María Garrido Grille: «Soy como el vino, muy social, yo quiero gente»

La compostelana, directora de márketing de las bodegas Martín Códax, repasa su exitosa trayectoria en un mundo en el que cuando comenzó aún era «muy masculino». Reconoce divertida que «muchas amigas mías aún empezaron a tomar vino con Alma Atlántica»


Santiago / La Voz

En un verano atípico, también para las bodegas Martín Códax, uno de los referentes de la Denominación de Origen Rías Baixas y del enoturismo gallego, con citas estivales ineludibles a las que solo el covid frenó, conversamos con María Garrido Grille, su directora de márketing y comercial. La compostelana, de 43 años, no esconde su sonrisa al hablar de la firma de Cambados en la que aterrizó hace 17 años. «Soy lo que soy porque he crecido dentro y por todos los proyectos de equipo que llevamos adelante», enfatiza con orgullo. No oculta tampoco su alegría al hablar de Santiago, ciudad en la que vivió hasta hace cinco años cuando se trasladó a la vecina Cacheiras (Teo), o al echar la vista atrás para recordar a su familia, con la que, incluso, comparte pasión por las finanzas. «Somos seis hermanos que crecimos en el Ensanche y todos estudiamos Empresariales», relata divertida sobre unos inicios que la llevaron primero a Oxford para perfeccionar idiomas y, un año después, de regreso a Compostela, donde entró en la banca privada. «Fue una etapa difícil. Trabajas con capitales por encima de los 300.000 euros. En ese momento tenía solo 24 años y quise cambiar», revive.

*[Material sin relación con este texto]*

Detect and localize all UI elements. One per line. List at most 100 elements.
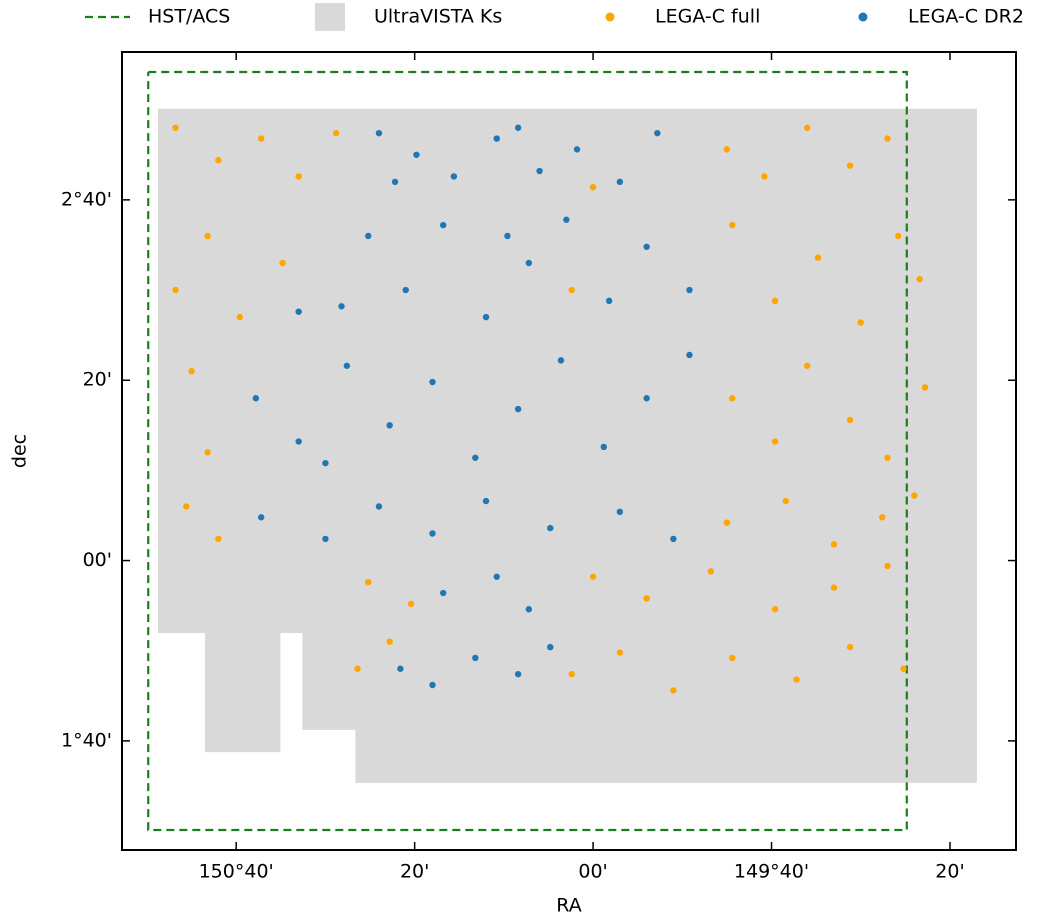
legend-swatch [858,12,868,22]
point [236,313,243,321]
point [830,584,838,591]
point [386,422,393,429]
point [439,221,447,229]
point [354,665,361,672]
point [793,676,800,683]
y-tick-label: 00' [83,549,112,571]
point [643,395,650,402]
point [429,681,436,689]
x-tick-label: 20' [935,861,964,883]
point [295,438,302,445]
point [771,297,779,305]
point [338,303,345,310]
point [782,497,790,505]
point [322,535,329,543]
point [450,173,458,180]
point [771,438,779,445]
point [654,129,661,137]
coverage-area [157,108,977,783]
point [493,573,500,580]
point [600,443,607,451]
point [482,313,490,321]
point [771,606,779,613]
point [921,384,929,391]
point [605,297,613,305]
point [761,173,768,180]
point [493,135,500,142]
point [386,638,393,645]
point [670,535,677,543]
point [830,541,838,548]
legend-label: HST/ACS [148,6,230,28]
point [589,573,597,580]
point [514,405,522,413]
point [911,492,918,499]
point [397,665,404,672]
point [884,454,891,461]
point [504,232,511,240]
legend-swatch [315,3,345,31]
x-axis-label: RA [556,895,581,917]
point [252,395,260,402]
y-tick-label: 20' [83,369,112,391]
point [547,643,554,651]
point [616,178,624,186]
point [439,589,447,597]
point [884,562,891,570]
point [172,286,179,294]
plot-frame [121,51,1017,851]
point [723,519,731,526]
point [900,665,907,672]
point [525,259,533,267]
point [563,216,570,223]
point [429,530,436,537]
x-tick-label: 150°40' [199,861,274,883]
point [729,221,736,229]
footprint-outline [147,70,908,832]
point [402,286,409,294]
point [215,535,222,543]
point [729,654,736,662]
legend-label: LEGA-C DR2 [908,6,1024,28]
point [857,319,864,326]
point [707,568,715,575]
y-tick-label: 2°40' [61,188,112,210]
point [407,600,415,608]
point [916,276,923,283]
x-tick-label: 149°40' [734,861,809,883]
point [895,232,902,240]
point [686,351,693,359]
point [589,184,597,191]
legend-label: UltraVISTA Ks [374,6,502,28]
point [257,135,265,142]
point [188,368,195,375]
point [573,146,581,153]
point [295,173,302,180]
point [804,124,811,131]
y-axis-label: dec [9,434,31,468]
point [482,497,490,505]
x-tick-label: 20' [400,861,429,883]
point [804,362,811,369]
point [365,578,372,586]
point [279,259,286,267]
point [257,514,265,521]
point [365,232,372,240]
point [183,503,190,510]
point [514,124,522,131]
point [204,449,211,456]
point [884,135,891,142]
point [878,514,886,521]
point [616,508,624,516]
legend-label: LEGA-C full [655,6,760,28]
point [729,395,736,402]
point [391,178,399,186]
point [343,362,351,369]
point [332,129,340,137]
point [472,654,479,662]
point [375,503,383,510]
point [846,416,854,424]
point [846,162,854,169]
point [616,649,624,656]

La oportunidad surgió de forma casi inmediata y la condujo hasta las bodegas Martín Códax, donde accedió al departamento comercial nacional. «Apostaron por mí para que recorriese España introduciendo el albariño en un momento en el que el mundo del vino era aún muy masculino y en el que no se concebía que una mujer joven fuese la responsable de ventas de una bodega. Llegaba a los sitios y preguntaban por mi padre, que qué tal el señor Códax o reservaban mesas a su nombre, al desconocer que aludía a un trovador. Aún así, fue una experiencia increíble», rememora agradecida a una empresa de «visión moderna» y clara orientación hacia la potenciación de marca, lo que le permitió desarrollarse internamente y crear su departamento de márketing. «Los viticultores idearon una historia detrás del vino que lo anclaba al origen, a las cantigas. Todo eso me vino dado», evoca.

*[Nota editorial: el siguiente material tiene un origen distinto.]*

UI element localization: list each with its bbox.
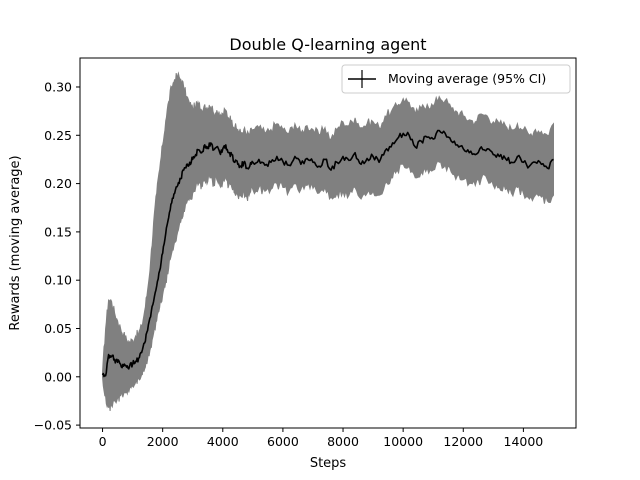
chart-title: Double Q-learning agent [229, 35, 426, 54]
y-tick-label: 0.30 [44, 79, 72, 94]
x-tick-label: 4000 [207, 434, 239, 449]
y-tick-label: 0.20 [44, 176, 72, 191]
confidence-band [102, 71, 554, 412]
x-tick-label: 2000 [147, 434, 179, 449]
x-tick-label: 10000 [383, 434, 423, 449]
legend-entry-label: Moving average (95% CI) [388, 71, 546, 86]
y-tick-label: 0.05 [44, 321, 72, 336]
legend: Moving average (95% CI) [341, 64, 571, 94]
x-tick-label: 0 [99, 434, 107, 449]
y-tick-label: 0.10 [44, 273, 72, 288]
x-axis: 0 2000 4000 6000 8000 10000 12000 14000 [99, 428, 544, 449]
y-tick-label: 0.25 [44, 128, 72, 143]
y-axis: −0.05 0.00 0.05 0.10 0.15 0.20 0.25 0.30 [34, 79, 80, 433]
y-tick-label: 0.00 [44, 369, 72, 384]
moving-average-line [101, 129, 554, 378]
plot-frame [79, 57, 577, 429]
x-tick-label: 6000 [267, 434, 299, 449]
y-tick-label: 0.15 [44, 224, 72, 239]
legend-box [341, 64, 571, 94]
y-axis-label: Rewards (moving average) [8, 155, 23, 330]
x-tick-label: 12000 [443, 434, 483, 449]
x-axis-label: Steps [310, 456, 347, 471]
x-tick-label: 8000 [327, 434, 359, 449]
plot-area [80, 58, 576, 428]
x-tick-label: 14000 [504, 434, 544, 449]
y-tick-label: −0.05 [34, 418, 72, 433]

Ya en el presente confiesa que «los desarrollos de nuevos productos me apasionan» y pone en valor la posibilidad de estar en constante creación. Interrogada por los nombres de los vinos, revela que el de Marieta, un albariño, hace mención a cómo la llamaban algunos de sus distribuidores. «Me encantaba», apunta nostálgica. «El nombre es una de las cosas más difíciles porque hay que crear un personaje detrás, que vaya en sintonía con el producto. Con Mara, un godello con un punto de amargor, tenía claro, por ejemplo, cómo vestía la chica que lo representaba, con jerséis arena. Lo dibujamos todo», ilustra con un entusiasmo que se aviva a la hora de hablar del enfoque cultural de la bodega. «Es una de las cosas con las que más disfruto. Soy muy disfrutona», acentúa. En clave compostelana cita el patrocinio del Outono Códax, el festival de música negra por excelencia. «Es imposible no enamorarse de esta cita», ensalza aclarando que en su caso, y con una niña de 9 años, no puede asistir tanto como le gustaría.

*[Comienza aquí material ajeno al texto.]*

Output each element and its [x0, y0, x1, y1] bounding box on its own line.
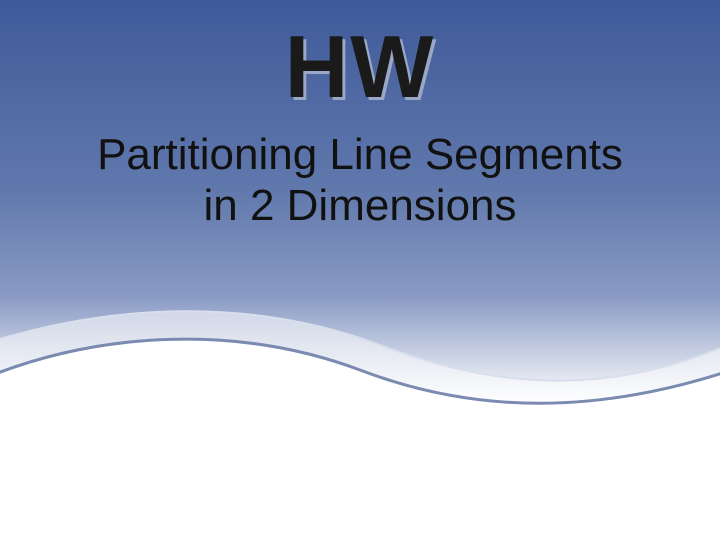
slide: HW Partitioning Line Segments in 2 Dimen… — [0, 0, 720, 540]
slide-subtitle: Partitioning Line Segments in 2 Dimensio… — [0, 130, 720, 231]
wave-back-path — [0, 311, 720, 540]
subtitle-line-2: in 2 Dimensions — [203, 181, 516, 230]
wave-front-path — [0, 339, 720, 540]
slide-title: HW — [0, 16, 720, 118]
subtitle-line-1: Partitioning Line Segments — [97, 130, 623, 179]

No hay mucha gente de Santiago que me vincule con Roberto Vilar

En su lado más íntimo revela que no hay mucha gente de Santiago que la vincule con Roberto Vilar, el popular presentador de la TVG al que conoció hace 17 años en Blaster -«era así, en los pubs, cómo se conocía antes la gente; en nuestro caso fue un flechazo»- y con el que se casó hace 9, el mismo día en el que bautizaron a su hija. «A nivel profesional lo tenemos separado. Él no me suele acompañar a eventos ni yo tampoco», explica antes de anotar con una sonrisa que sí salió «mil veces sin autorización en Land Rober», programa que ve siempre y que le divierte mucho con sketchs de los que sabe su origen.

Sin dejar su lado más personal -«soy como el vino, muy social, yo quiero gente»-, la charla se encamina de nuevo a la enología y a una de las grandes apuestas de la bodega, la de diversificarse y llegar también a los no bebedores de vino. «Muchas amigas mías aún empezaron a tomarlo hace poco con Alma Atlántica», subraya jovial sobre un proyecto de elegante botella que incluye espumosos, sangría o rosados. «Es gratificante ver cómo crecen, comprobar que no te has equivocado», concluye emotiva.